This month I’m celebrating FIVE YEARS as a climate storyteller. Back in 2017, I started applying my creative skills to the crisis that defines our generation, and it’s been a wild time.
I’ve been doing this through years of wildfires, hurricanes, and heatwaves, a new IPCC report, the student-led climate strikes, and climate consciousness entering the mainstream.
Climate change is urgent and devastating and is already wreaking havoc on millions of lives. Having that narrative as part of my daily work should be overwhelming, right? Some days, for sure! But there’s also so much more to it… more than I would’ve thought just getting started.
I’ve learned so much, and I get excited about how there’s much, much more to learn.
Here are a few:
You can’t talk about climate without talking about the Global South… or better yet, talking WITH people living there, mostly listening. And you’ve got to use present tense, too. It’s not some projected threat. For Sub-Saharan Africa, Central America, South Asia, and a host of other places, climate change is already messing things up. International development was sort of my pathway into climate, and those realms are completely inseparable.

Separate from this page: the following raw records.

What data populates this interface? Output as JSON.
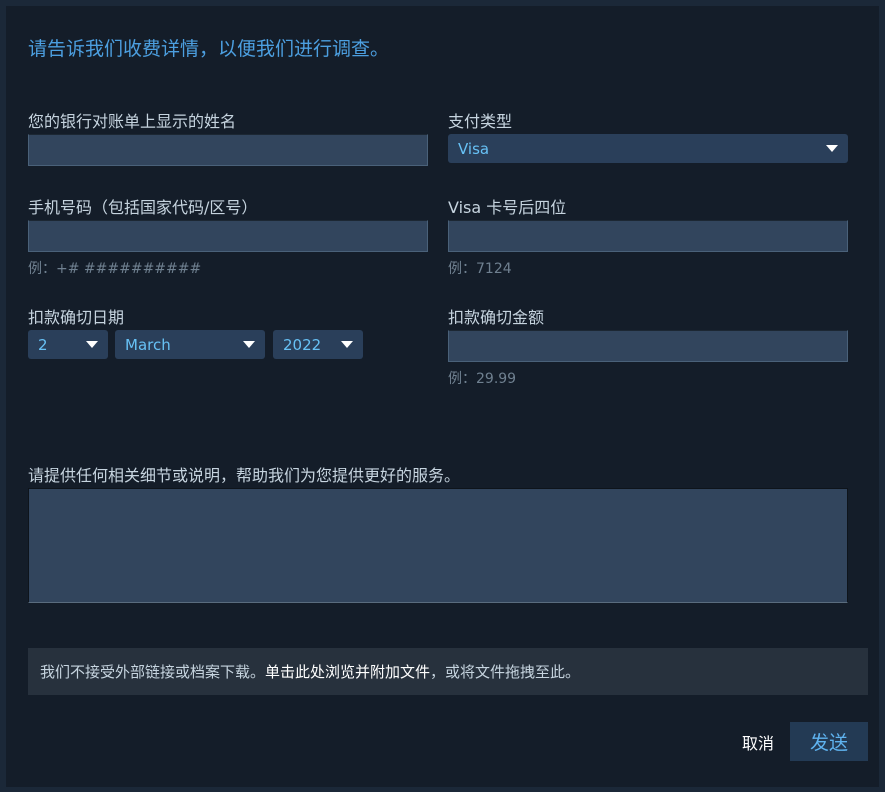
{
  "headline": "请告诉我们收费详情，以便我们进行调查。",
  "fields": {
    "bank_name": {
      "label": "您的银行对账单上显示的姓名",
      "value": ""
    },
    "payment_type": {
      "label": "支付类型",
      "selected": "Visa"
    },
    "phone": {
      "label": "手机号码（包括国家代码/区号）",
      "value": "",
      "hint": "例：+# ##########"
    },
    "card_last4": {
      "label": "Visa 卡号后四位",
      "value": "",
      "hint": "例：7124"
    },
    "charge_date": {
      "label": "扣款确切日期",
      "day": "2",
      "month": "March",
      "year": "2022"
    },
    "charge_amount": {
      "label": "扣款确切金额",
      "value": "",
      "hint": "例：29.99"
    },
    "details": {
      "label": "请提供任何相关细节或说明，帮助我们为您提供更好的服务。",
      "value": ""
    }
  },
  "attachment": {
    "prefix": "我们不接受外部链接或档案下载。",
    "link": "单击此处浏览并附加文件",
    "suffix": "，或将文件拖拽至此。"
  },
  "actions": {
    "cancel": "取消",
    "send": "发送"
  },
  "colors": {
    "accent": "#67c1f5",
    "background": "#141d29",
    "field": "#32455d"
  }
}
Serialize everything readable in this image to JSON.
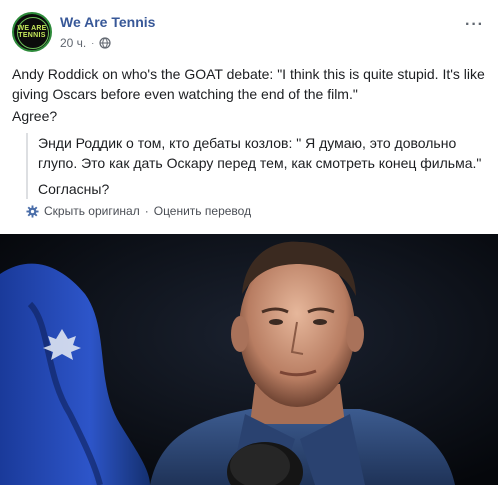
{
  "page": {
    "name": "We Are Tennis",
    "avatar_text_line1": "WE ARE",
    "avatar_text_line2": "TENNIS",
    "time": "20 ч.",
    "separator": "·",
    "privacy_icon": "globe-icon",
    "more_icon": "more-options-icon",
    "more_label": "···"
  },
  "post": {
    "text": "Andy Roddick on who's the GOAT debate: \"I think this is quite stupid. It's like giving Oscars before even watching the end of the film.\"",
    "question": "Agree?"
  },
  "translation": {
    "text": "Энди Роддик о том, кто дебаты козлов: \" Я думаю, это довольно глупо. Это как дать Оскару перед тем, как смотреть конец фильма.\"",
    "question": "Согласны?",
    "settings_icon": "gear-icon",
    "hide_original": "Скрыть оригинал",
    "separator": "·",
    "rate_translation": "Оценить перевод"
  },
  "colors": {
    "link": "#385898",
    "text": "#1c1e21",
    "meta": "#616770",
    "photo_bg": "#0a0d12",
    "flag": "#2d55c9",
    "shirt": "#2e4a78"
  }
}
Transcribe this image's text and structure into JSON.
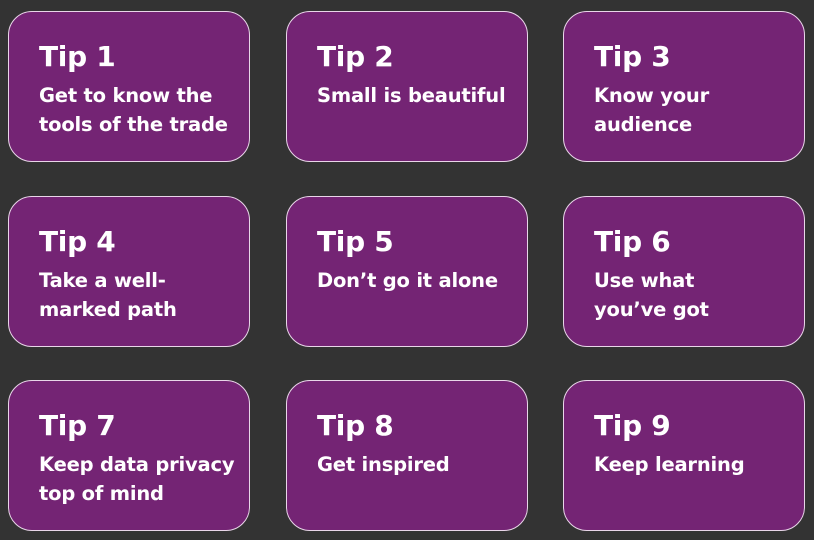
{
  "tips": [
    {
      "title": "Tip 1",
      "text": "Get to know the\ntools of the trade"
    },
    {
      "title": "Tip 2",
      "text": "Small is beautiful"
    },
    {
      "title": "Tip 3",
      "text": "Know your\naudience"
    },
    {
      "title": "Tip 4",
      "text": "Take a well-\nmarked path"
    },
    {
      "title": "Tip 5",
      "text": "Don’t go it alone"
    },
    {
      "title": "Tip 6",
      "text": "Use what\nyou’ve got"
    },
    {
      "title": "Tip 7",
      "text": "Keep data privacy\ntop of mind"
    },
    {
      "title": "Tip 8",
      "text": "Get inspired"
    },
    {
      "title": "Tip 9",
      "text": "Keep learning"
    }
  ],
  "colors": {
    "background": "#333333",
    "card": "#742474",
    "card_border": "#e9d6e9",
    "text": "#ffffff"
  }
}
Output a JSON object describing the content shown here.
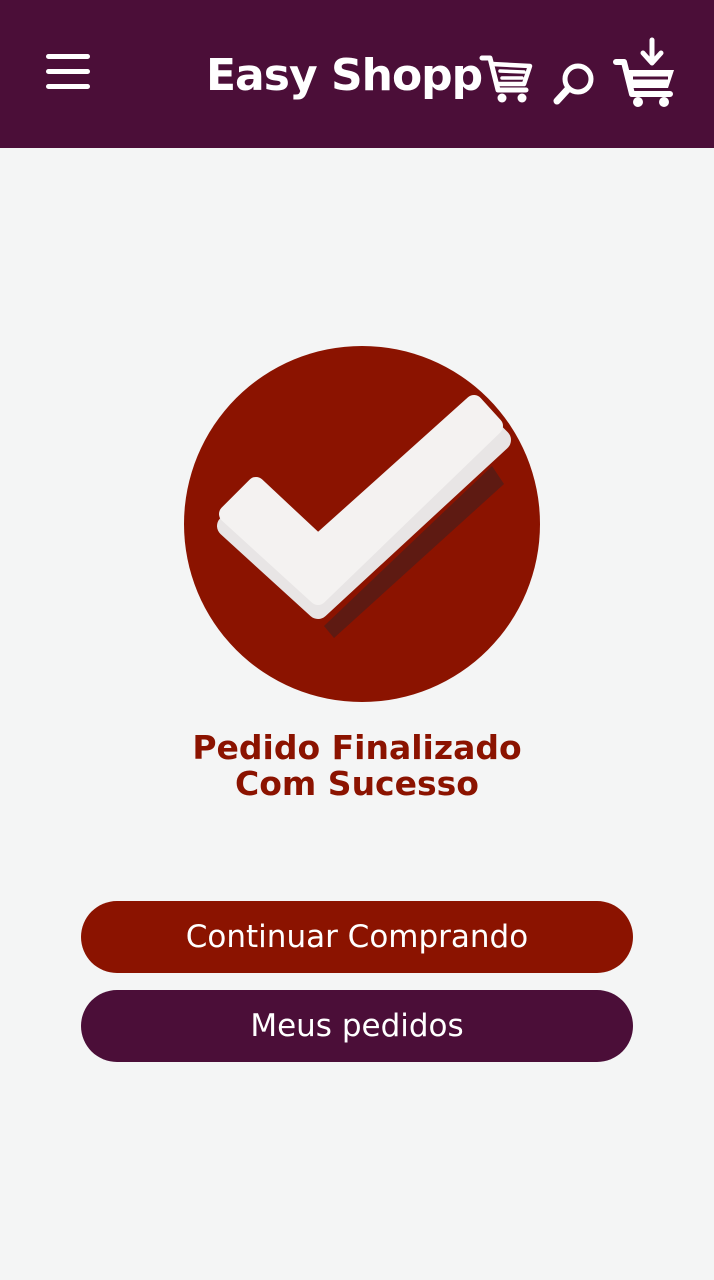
{
  "header": {
    "logo_text": "Easy Shopp",
    "background_color": "#4b0e38",
    "icons": {
      "menu": "hamburger-menu-icon",
      "logo_cart": "shopping-cart-icon",
      "search": "search-icon",
      "cart": "cart-download-icon"
    }
  },
  "main": {
    "success_icon": "check-circle-icon",
    "success_line1": "Pedido Finalizado",
    "success_line2": "Com Sucesso",
    "accent_color": "#8b1300"
  },
  "actions": {
    "continue_label": "Continuar Comprando",
    "orders_label": "Meus pedidos"
  }
}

You meet the coolest people along the way. I’m talking about my colleagues. I’m talking about biologists. I’m talking about farmers. Sometimes climate scientists get portrayed as over-serious. Their subject matter is serious, they’re some of the coolest people I’ve met. Every time I’ve interviewed someone with an ecological research background, it’s a whole bunch of adventure stories in epic locations. On the days that climate work seems the most draining, the people are the best pick me up.

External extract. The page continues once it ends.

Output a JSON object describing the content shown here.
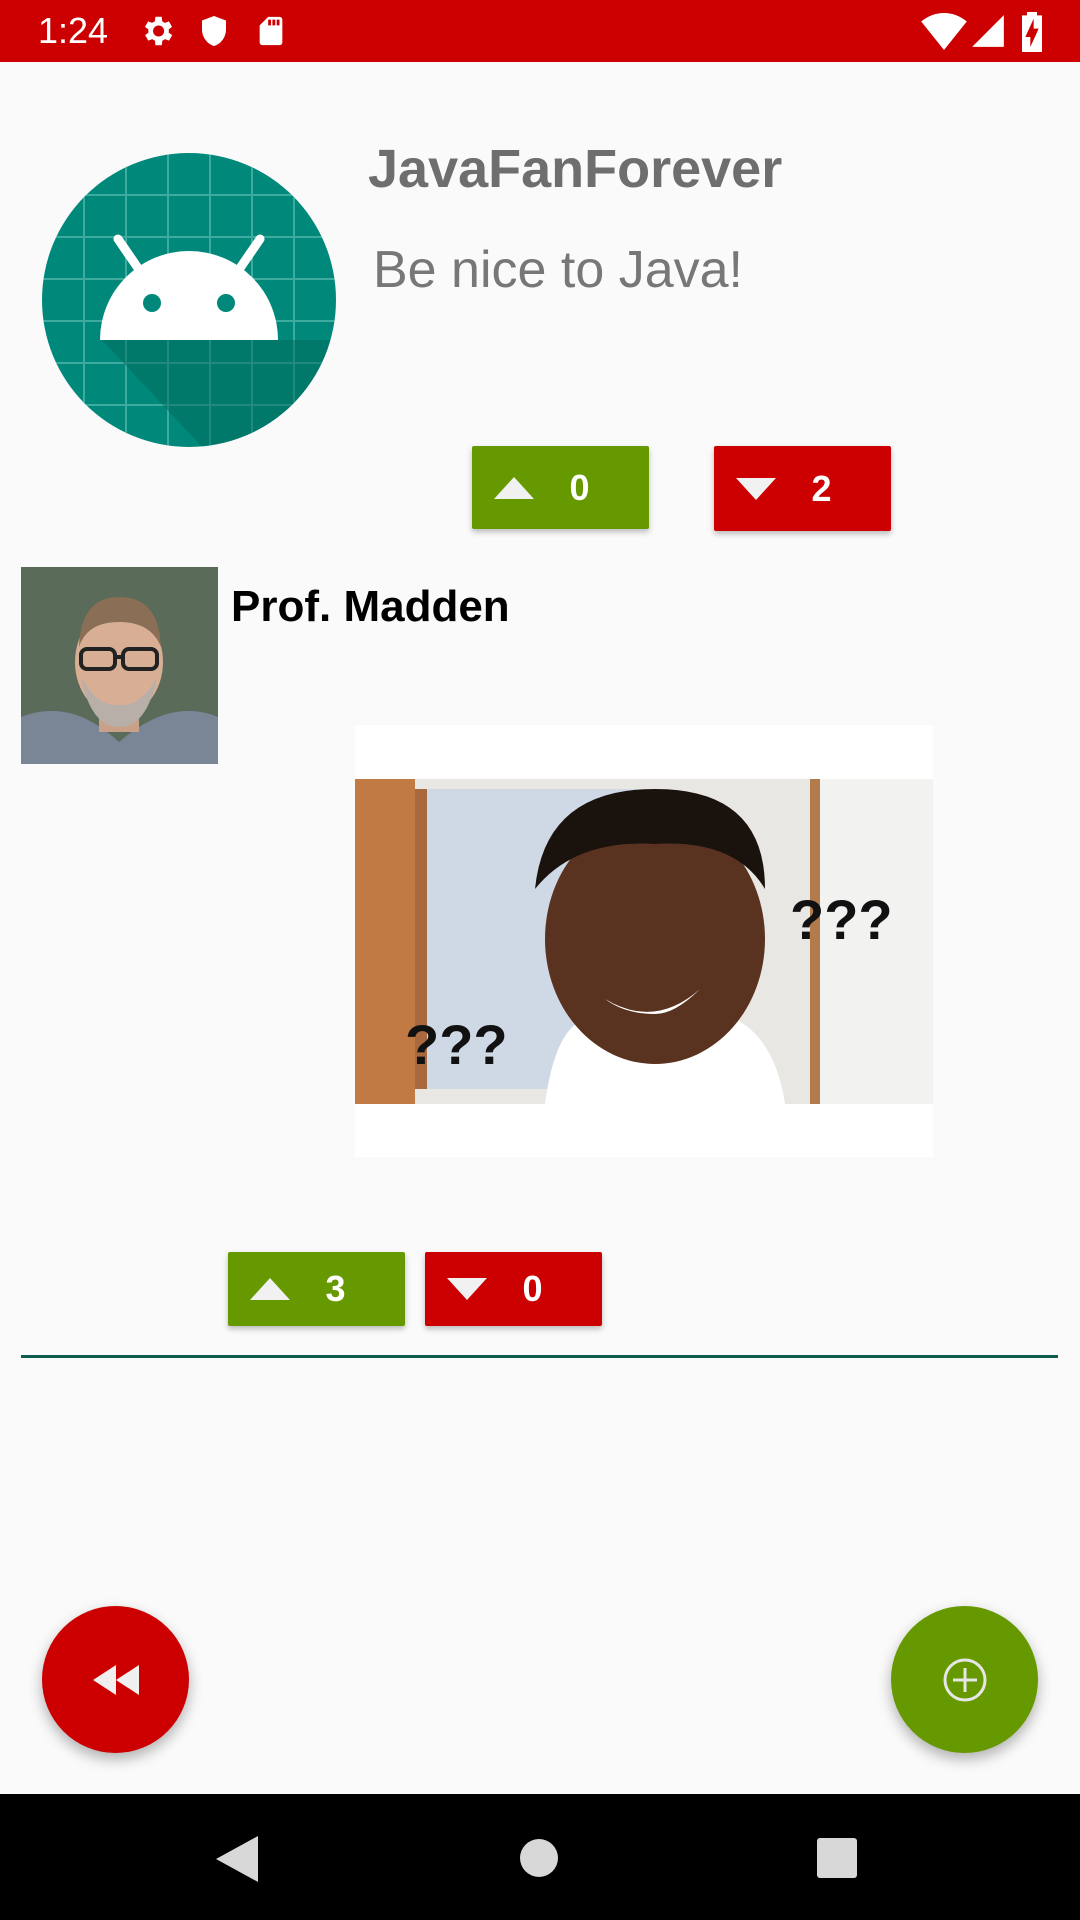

Speaking of people and experts, nobody knows EVERYTHING. The field of climate is simply too broad. Different solutions require knowledge in technology and engineering, others in biology, but also city planning and design, policy, advocacy, communication, education, food systems, animal behavior, psychology, and for me… storytelling. It’s not so much about top-level experts, but people applying their little zones of passion.